Celtics Proving to Be Historically Great on Road This Season
At 26-9 on the 2024-25 season, the defending NBA champion Boston Celtics may be "just" the No. 2 seed in the Eastern Conference, but the team has proven to be insanely elite away from TD Garden.
Per former NBC Sports statistician Dick Lipe, the Celtics' current point differential on the road, +10.9, ranks as the second-best such metric in league history, behind only the 1971-72 Los Angeles Lakers' +11.3. That squad, led by Hall of Famers Jerry West and Wilt Chamberlain, went on to win a then-league record 69 games and the NBA championship.
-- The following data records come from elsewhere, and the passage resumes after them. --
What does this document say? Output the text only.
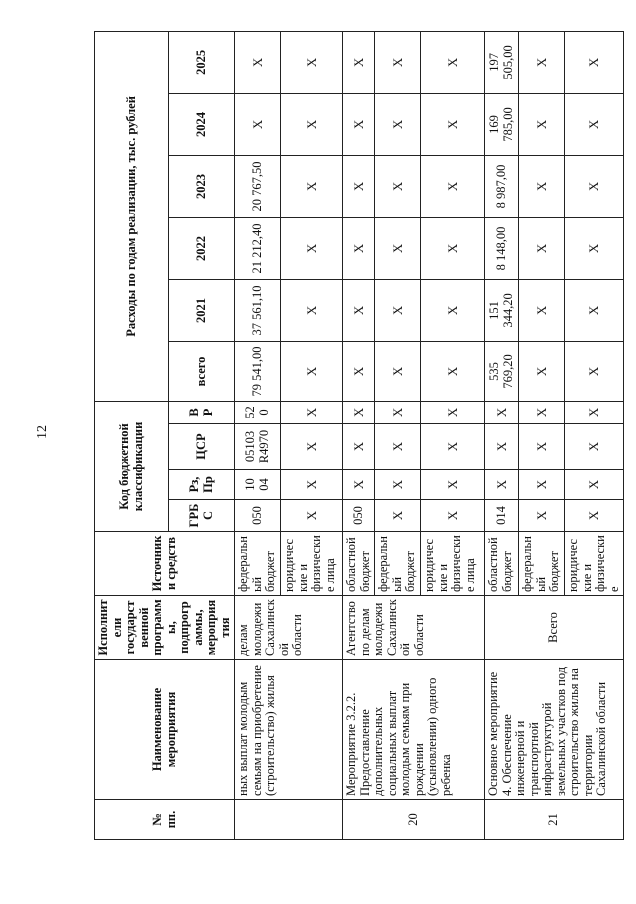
12
№ пп.	Наименование мероприятия	Исполнители государственной программы, подпрограммы, мероприятия	Источники средств	Код бюджетной классификации				Расходы по годам реализации, тыс. рублей					
				ГРБС	Рз, Пр	ЦСР	ВР	всего	2021	2022	2023	2024	2025
	ных выплат молодым семьям на приобретение (строительство) жилья	делам молодежи Сахалинской области	федеральный бюджет	050	10 04	05103 R4970	52 0	79 541,00	37 561,10	21 212,40	20 767,50	X	X
			юридические и физические лица	X	X	X	X	X	X	X	X	X	X
20	Мероприятие 3.2.2. Предоставление дополнительных социальных выплат молодым семьям при рождении (усыновлении) одного ребенка	Агентство по делам молодежи Сахалинской области	областной бюджет	050	X	X	X	X	X	X	X	X	X
			федеральный бюджет	X	X	X	X	X	X	X	X	X	X
			юридические и физические лица	X	X	X	X	X	X	X	X	X	X
21	Основное мероприятие 4. Обеспечение инженерной и транспортной инфраструктурой земельных участков под строительство жилья на территории Сахалинской области	Всего	областной бюджет	014	X	X	X	535 769,20	151 344,20	8 148,00	8 987,00	169 785,00	197 505,00
			федеральный бюджет	X	X	X	X	X	X	X	X	X	X
			юридические и физические	X	X	X	X	X	X	X	X	X	X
Ominously, the Western Conference's top seed this year, the mighty Oklahoma City Thunder (29-5), boast a +10.6 early road point differential, good for the third-best ever — and right ahead of the East's No. 1 seed, the 30-4 Cleveland Cavaliers, whose +9.4 road point differential is the fourth-best in NBA history.
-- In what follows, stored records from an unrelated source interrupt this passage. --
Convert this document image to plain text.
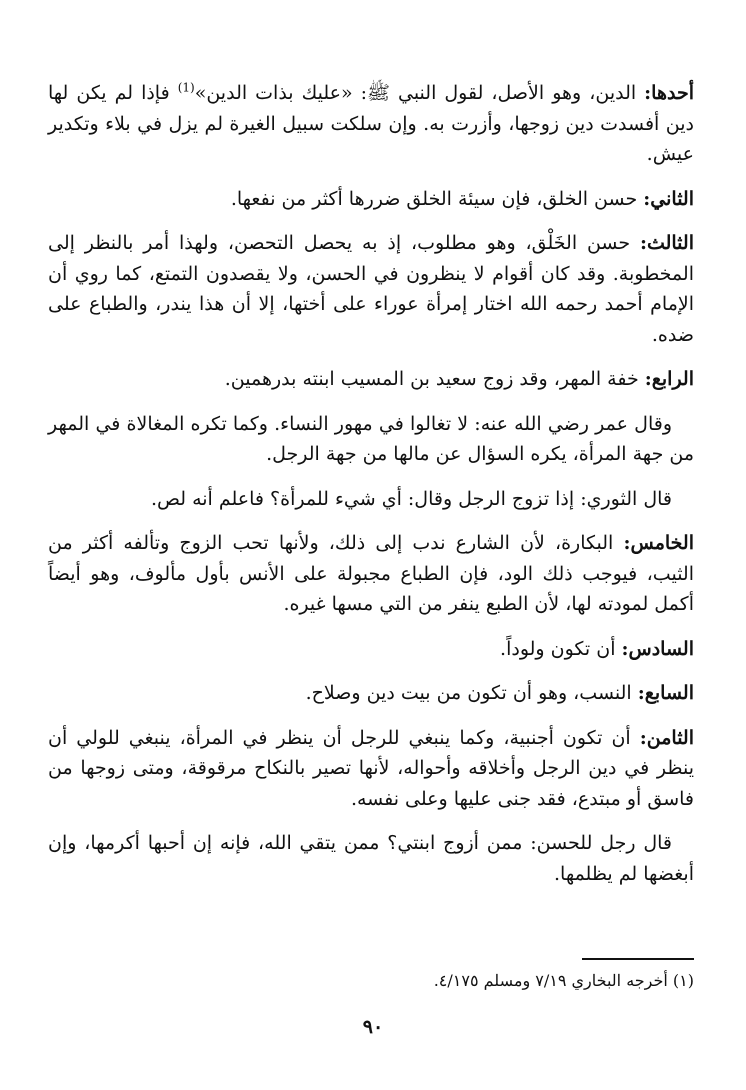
أحدها: الدين، وهو الأصل، لقول النبي ﷺ: «عليك بذات الدين»$^{(1)}$ فإذا لم يكن لها دين أفسدت دين زوجها، وأزرت به. وإن سلكت سبيل الغيرة لم يزل في بلاء وتكدير عيش.

الثاني: حسن الخلق، فإن سيئة الخلق ضررها أكثر من نفعها.

الثالث: حسن الخَلْق، وهو مطلوب، إذ به يحصل التحصن، ولهذا أمر بالنظر إلى المخطوبة. وقد كان أقوام لا ينظرون في الحسن، ولا يقصدون التمتع، كما روي أن الإمام أحمد رحمه الله اختار إمرأة عوراء على أختها، إلا أن هذا يندر، والطباع على ضده.

الرابع: خفة المهر، وقد زوج سعيد بن المسيب ابنته بدرهمين.

وقال عمر رضي الله عنه: لا تغالوا في مهور النساء. وكما تكره المغالاة في المهر من جهة المرأة، يكره السؤال عن مالها من جهة الرجل.

قال الثوري: إذا تزوج الرجل وقال: أي شيء للمرأة؟ فاعلم أنه لص.

الخامس: البكارة، لأن الشارع ندب إلى ذلك، ولأنها تحب الزوج وتألفه أكثر من الثيب، فيوجب ذلك الود، فإن الطباع مجبولة على الأنس بأول مألوف، وهو أيضاً أكمل لمودته لها، لأن الطبع ينفر من التي مسها غيره.

السادس: أن تكون ولوداً.

السابع: النسب، وهو أن تكون من بيت دين وصلاح.

الثامن: أن تكون أجنبية، وكما ينبغي للرجل أن ينظر في المرأة، ينبغي للولي أن ينظر في دين الرجل وأخلاقه وأحواله، لأنها تصير بالنكاح مرقوقة، ومتى زوجها من فاسق أو مبتدع، فقد جنى عليها وعلى نفسه.

قال رجل للحسن: ممن أزوج ابنتي؟ ممن يتقي الله، فإنه إن أحبها أكرمها، وإن أبغضها لم يظلمها.

(١) أخرجه البخاري ٧/١٩ ومسلم ٤/١٧٥.
٩٠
The 1970-71 New York Knicks, fresh off their first league title, round out the all-time top five with a +9.1 road point differential. New York, however, would not go on to repeat and win the 1971 championship. The Milwaukee Bucks, then led by superstar point guard Oscar Robertson and superstar center Kareem Abdul-Jabbar, would go on to claim that distinction.
Lipe reports that the best road point differential over the course of a single season in Celtics franchise history (which, as you'll recall, includes a league-record 18 championship teams) belongs to the 2007-08 vintage. That team — led by Hall of Famers Kevin Garnett, Paul Pierce and Ray Allen, plus future four-time All-Star point guard Rajon Rondo — boasted a +8.0 point differential.
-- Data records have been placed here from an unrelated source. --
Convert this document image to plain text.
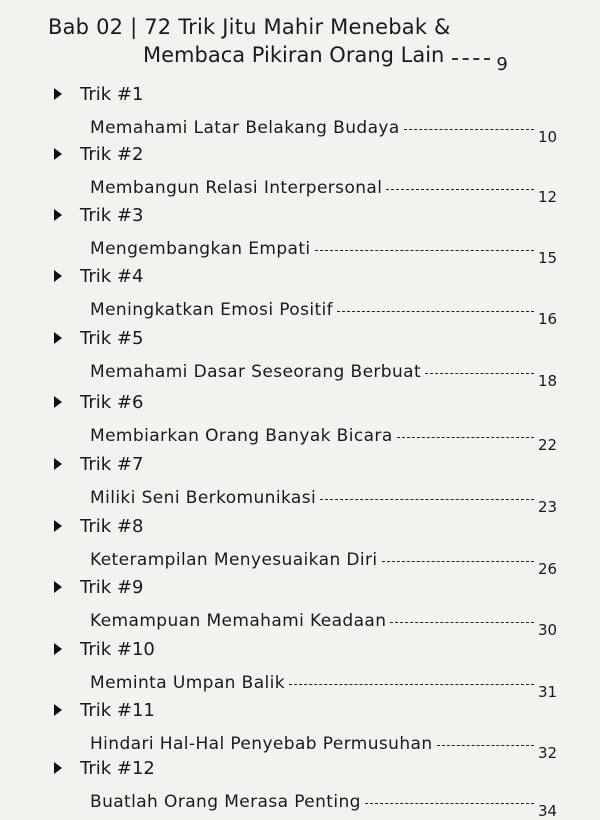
Bab 02 | 72 Trik Jitu Mahir Menebak &
Membaca Pikiran Orang Lain	9
Trik #1
Memahami Latar Belakang Budaya	10
Trik #2
Membangun Relasi Interpersonal	12
Trik #3
Mengembangkan Empati	15
Trik #4
Meningkatkan Emosi Positif	16
Trik #5
Memahami Dasar Seseorang Berbuat	18
Trik #6
Membiarkan Orang Banyak Bicara	22
Trik #7
Miliki Seni Berkomunikasi	23
Trik #8
Keterampilan Menyesuaikan Diri	26
Trik #9
Kemampuan Memahami Keadaan	30
Trik #10
Meminta Umpan Balik	31
Trik #11
Hindari Hal-Hal Penyebab Permusuhan	32
Trik #12
Buatlah Orang Merasa Penting	34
This year's Celtics, as guided by All-Stars Jayson Tatum and Jaylen Brown, All-Defensive Team guards Jrue Holiday and Derrick White, and former All-Stars Kristaps Porzingis and Al Horford, are angling to become the first NBA champions to repeat since 2018. They clearly have the bona fides to do the deed.
Having a dominant road scoring differential isn't necessarily directly predictive of whether or not a team will go on to win it all, of course. And the fact that three teams just this season are in the top five suggests that the league's new 3-point shooting era may skew these traditional metrics. All the same, the fact that arguably the NBA's three best teams this year are doing so well away from their home crowds serves as a strong indicator that they are dangerous everywhere, and is a testament to their quality.